À cette fin, le Groupe d’action pour la prospérité a recommandé l’automne dernier que soit établie une nouvelle entité que nous avons nommée « conseil de la prospérité », pour stimuler les choses et favoriser le dialogue sur la recherche de solutions aux défis économiques. Il est grand temps, bien sûr, que nous nous attaquions aux barrières commerciales interprovinciales, aux critères variables pour la formation des apprentis et aux obstacles à la circulation des travailleurs, sans parler de la façon dont nous traitons d’autres défis intergouvernementaux comme la taxe sur le carbone, la création de nouveaux programmes de garderie et autres. Un organisme tel que celui que nous proposons permettrait également d’exiger des comptes de la part des gouvernements sur la façon dont nous nous situons par rapport aux principaux indicateurs de performance qui mesurent le progrès économique.

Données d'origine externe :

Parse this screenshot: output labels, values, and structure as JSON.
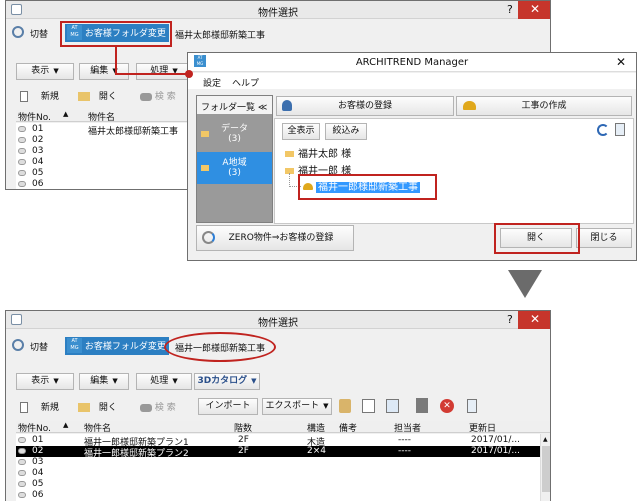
{
  "top": {
    "title": "物件選択",
    "help": "?",
    "close": "✕",
    "switch": "切替",
    "folder_change": "お客様フォルダ変更",
    "project_name": "福井太郎様邸新築工事",
    "menu": {
      "view": "表示",
      "edit": "編集",
      "process": "処理"
    },
    "tools": {
      "new": "新規",
      "open": "開く",
      "search": "検 索"
    },
    "headers": {
      "no": "物件No.",
      "name": "物件名"
    },
    "rows": [
      {
        "no": "01",
        "name": "福井太郎様邸新築工事"
      },
      {
        "no": "02",
        "name": ""
      },
      {
        "no": "03",
        "name": ""
      },
      {
        "no": "04",
        "name": ""
      },
      {
        "no": "05",
        "name": ""
      },
      {
        "no": "06",
        "name": ""
      }
    ]
  },
  "mgr": {
    "title": "ARCHITREND Manager",
    "close": "✕",
    "menu": {
      "settings": "設定",
      "help": "ヘルプ"
    },
    "folder_list": "フォルダ一覧 ≪",
    "folders": [
      {
        "name": "データ",
        "count": "(3)"
      },
      {
        "name": "A地域",
        "count": "(3)"
      }
    ],
    "register_customer": "お客様の登録",
    "create_project": "工事の作成",
    "show_all": "全表示",
    "filter": "絞込み",
    "tree": {
      "customer1": "福井太郎 様",
      "customer2": "福井一郎 様",
      "project": "福井一郎様邸新築工事"
    },
    "zero": "ZERO物件⇒お客様の登録",
    "open": "開く",
    "close_btn": "閉じる"
  },
  "bottom": {
    "title": "物件選択",
    "help": "?",
    "close": "✕",
    "switch": "切替",
    "folder_change": "お客様フォルダ変更",
    "project_name": "福井一郎様邸新築工事",
    "menu": {
      "view": "表示",
      "edit": "編集",
      "process": "処理",
      "catalog": "3Dカタログ"
    },
    "tools": {
      "new": "新規",
      "open": "開く",
      "search": "検 索",
      "import": "インポート",
      "export": "エクスポート"
    },
    "headers": {
      "no": "物件No.",
      "name": "物件名",
      "floors": "階数",
      "structure": "構造",
      "note": "備考",
      "person": "担当者",
      "updated": "更新日"
    },
    "rows": [
      {
        "no": "01",
        "name": "福井一郎様邸新築プラン1",
        "floors": "2F",
        "structure": "木造",
        "person": "----",
        "updated": "2017/01/..."
      },
      {
        "no": "02",
        "name": "福井一郎様邸新築プラン2",
        "floors": "2F",
        "structure": "2×4",
        "person": "----",
        "updated": "2017/01/..."
      },
      {
        "no": "03",
        "name": "",
        "floors": "",
        "structure": "",
        "person": "",
        "updated": ""
      },
      {
        "no": "04",
        "name": "",
        "floors": "",
        "structure": "",
        "person": "",
        "updated": ""
      },
      {
        "no": "05",
        "name": "",
        "floors": "",
        "structure": "",
        "person": "",
        "updated": ""
      },
      {
        "no": "06",
        "name": "",
        "floors": "",
        "structure": "",
        "person": "",
        "updated": ""
      }
    ]
  },
  "colors": {
    "accent_red": "#c0231f",
    "selection": "#3399ff",
    "atmg_blue": "#3b8fcf"
  }
}
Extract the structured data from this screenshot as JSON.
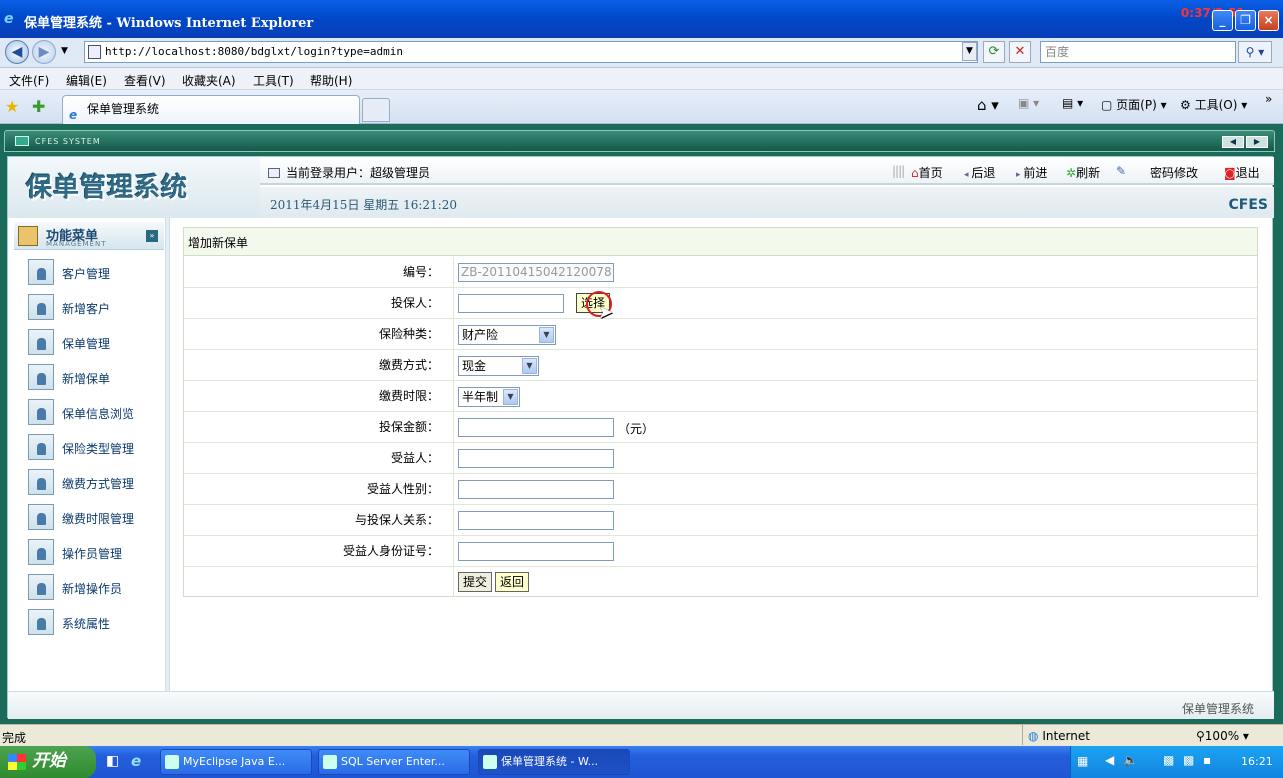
{
  "window": {
    "title": "保单管理系统 - Windows Internet Explorer",
    "clock_overlay": "0:37/2:51"
  },
  "address": {
    "url": "http://localhost:8080/bdglxt/login?type=admin",
    "search_placeholder": "百度"
  },
  "menubar": [
    "文件(F)",
    "编辑(E)",
    "查看(V)",
    "收藏夹(A)",
    "工具(T)",
    "帮助(H)"
  ],
  "tab": {
    "title": "保单管理系统",
    "page_menu": "页面(P)",
    "tools_menu": "工具(O)"
  },
  "app": {
    "banner_label": "CFES SYSTEM",
    "system_title": "保单管理系统",
    "current_user": "当前登录用户：超级管理员",
    "datetime": "2011年4月15日 星期五 16:21:20",
    "logo": "CFES",
    "links": {
      "home": "首页",
      "back": "后退",
      "forward": "前进",
      "refresh": "刷新",
      "password": "密码修改",
      "logout": "退出"
    },
    "menu_title": "功能菜单",
    "menu_subtitle": "MANAGEMENT",
    "sidebar": [
      "客户管理",
      "新增客户",
      "保单管理",
      "新增保单",
      "保单信息浏览",
      "保险类型管理",
      "缴费方式管理",
      "缴费时限管理",
      "操作员管理",
      "新增操作员",
      "系统属性"
    ],
    "footer": "保单管理系统"
  },
  "form": {
    "title": "增加新保单",
    "number_label": "编号：",
    "number_value": "ZB-20110415042120078",
    "insurer_label": "投保人：",
    "select_button": "选择",
    "type_label": "保险种类：",
    "type_value": "财产险",
    "pay_label": "缴费方式：",
    "pay_value": "现金",
    "term_label": "缴费时限：",
    "term_value": "半年制",
    "amount_label": "投保金额：",
    "amount_unit": "（元）",
    "beneficiary_label": "受益人：",
    "gender_label": "受益人性别：",
    "relation_label": "与投保人关系：",
    "id_label": "受益人身份证号：",
    "submit": "提交",
    "back": "返回"
  },
  "status": {
    "text": "完成",
    "zone": "Internet",
    "zoom": "100%"
  },
  "taskbar": {
    "start": "开始",
    "tasks": [
      "MyEclipse Java E...",
      "SQL Server Enter...",
      "保单管理系统 - W..."
    ],
    "time": "16:21"
  }
}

Comment le Canada se situe-t-il par rapport aux autres nations en ce qui concerne la facilité de faire des affaires, les dépenses publiques en matière de formation ou encore l’attraction de talents étrangers? Ce sont des éléments mesurables qui existent et qui peuvent être inclus dans un plan gouvernemental comme celui que recommande le Groupe d’action pour la prospérité.

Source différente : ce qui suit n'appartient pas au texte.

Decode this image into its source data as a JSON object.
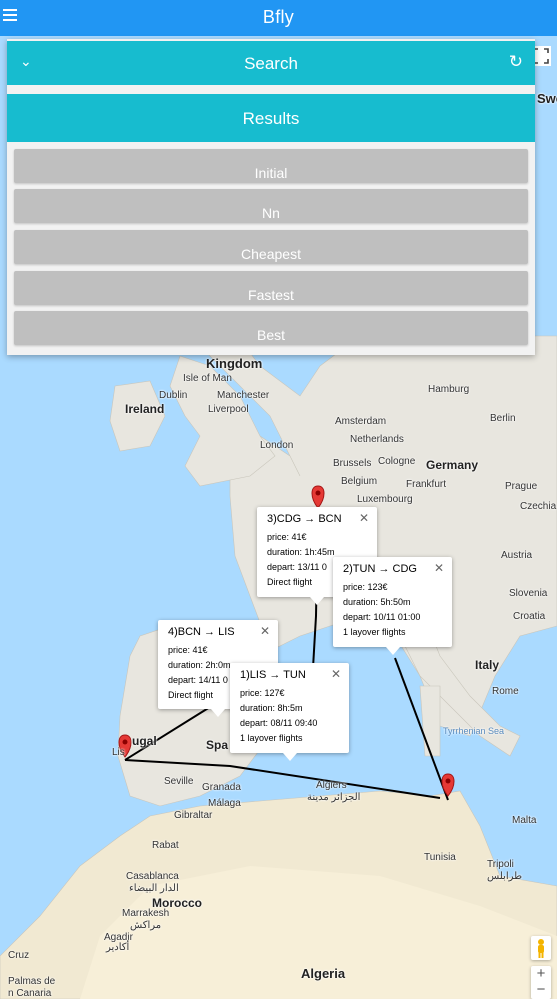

Selon moi, le budget présenté le mois dernier n’en propose pas suffisamment. Un nouveau conseil de la prospérité présenterait des cibles détaillées et publiques.

Un tel renouvellement pourrait également contribuer à atténuer les différences fédérales-provinciales-territoriales qui apparaissent souvent lorsqu’Ottawa élabore des programmes partagés qui, trop souvent, entraînent une diminution de la part des contributions fédérales à ces mêmes programmes.

Même si je ne m’oppose pas en soi aux nouveaux programmes de soins dentaires, d’assurance-médicaments, de soins de longue durée ou de logement, je crains qu’ils ne reconnaissent pas comme il se doit les compétences des provinces sur les plans de la conception et de la viabilité. Nous devons bien sûr parfaire notre union sociale, mais nous devons aussi mettre l’accent sur le renforcement de notre union économique, d’où la nécessité d’une grande entente. Outre la question de savoir si notre suggestion de créer un conseil national de la prospérité est tout à fait avisée, il est impératif de tenir une vaste série de discussions nationales sur l’économie. D’après mes calculs, les premiers ministres des provinces et des territoires ont rencontré le premier ministre fédéral environ 39 fois depuis le début de la pandémie de COVID-19. Nous pouvons sûrement organiser quatre ou cinq rencontres des premiers ministres sur l’économie.

En terminant, j’aimerais dire que nous vivons à une époque où la polarisation et la politique identitaire rendent les Canadiens plus méfiants envers leurs institutions. Pour que les gouvernements parviennent à un consensus, ou à un quasi-consensus, sur la direction que devrait prendre notre économie, nous devons dialoguer et nous mettre à la place les uns des autres. Alors, même si je crois que le budget n’a pas été complètement à la hauteur des discours du gouvernement, l’élaboration d’un plan visant à assurer la prospérité du Canada est une initiative qui va bien au-delà de la présentation d’un plan économique annuel. J’exhorte le gouvernement à tendre la main à tous les Canadiens pour établir un climat de confiance et bâtir une culture de l’innovation qui nous permettront de relever les défis économiques futurs et de redevenir des chefs de file mondiaux.